My party for the village cost $100 double what I spent on a similar affair 10 years ago. Everything costs more now, and people have less money. The per capita income in the Congo is lower today than it was when the country broke from Belgium colonialism 46 years ago.

As bamboo xylophones and goatskin drums warmed up the crowd, the men laughed and guzzled wine and corn whiskey. The women danced, and I got up to join them, provoking pursed smiles from the nuns and cheers from others.

The men are mostly uneducated farmers, but well-informed from hours of pressing their ears to transistor radios. They had just voted in the country's first multiparty elections in 40 years, but were unconvinced that either candidate could rise above warlord status and bring the stability they all craved.

As the night wore on, I stood before the crowd a few hundred by now and thanked them for all they had given me. I told them I would return again, if I could, and bring Caitlin with me.

The women sashayed to the words of a new song: An Elizabeth tree grew deep roots in their village. Its seed, little Caitlin, had fallen far from this ground but remains the fruit of Kamponde.

On my last day, I set off on foot through the savanna to the village of a few dozen square huts that Tshinyama now called home.
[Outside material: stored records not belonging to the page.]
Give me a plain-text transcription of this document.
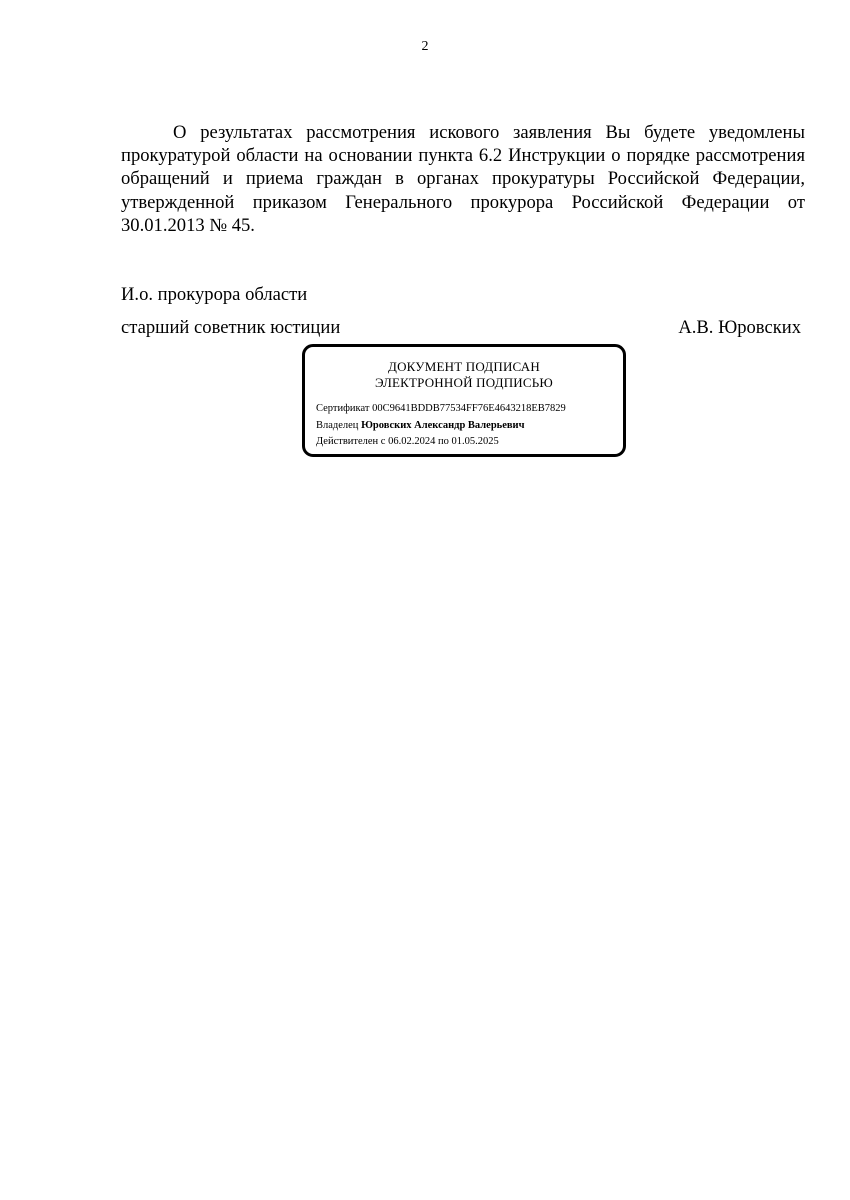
2

О результатах рассмотрения искового заявления Вы будете уведомлены прокуратурой области на основании пункта 6.2 Инструкции о порядке рассмотрения обращений и приема граждан в органах прокуратуры Российской Федерации, утвержденной приказом Генерального прокурора Российской Федерации от 30.01.2013 № 45.

И.о. прокурора области
старший советник юстиции	А.В. Юровских
ДОКУМЕНТ ПОДПИСАН
ЭЛЕКТРОННОЙ ПОДПИСЬЮ
Сертификат 00C9641BDDB77534FF76E4643218EB7829
Владелец Юровских Александр Валерьевич
Действителен с 06.02.2024 по 01.05.2025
I was apparently the first foreigner ever to visit there.

Tshinyama's home was decorated with antelope antlers. A few yellowing magazine ads of Western food on gleaming plates were tacked to his whitewashed mud walls.

We sat inside, eating with our hands, as he showed off his homemade rifle. I gave Marie some Indian cloth. I didn't know if she could see the bright paisley patterns through her glaucoma-clouded eyes. I left Tshinyama enough cash for a new bicycle and a cellular phone. There's now a weak signal in Kamponde, and some clever types were making money selling phone calls.

We both knew that even if I make it back to Kamponde someday, it is unlikely we will ever meet again.

"Washala bimpe, tatu," I choked, as we grasped hands to say goodbye. "Stay well, father."

"Wayi bimpe, mamu" "Go well, mother."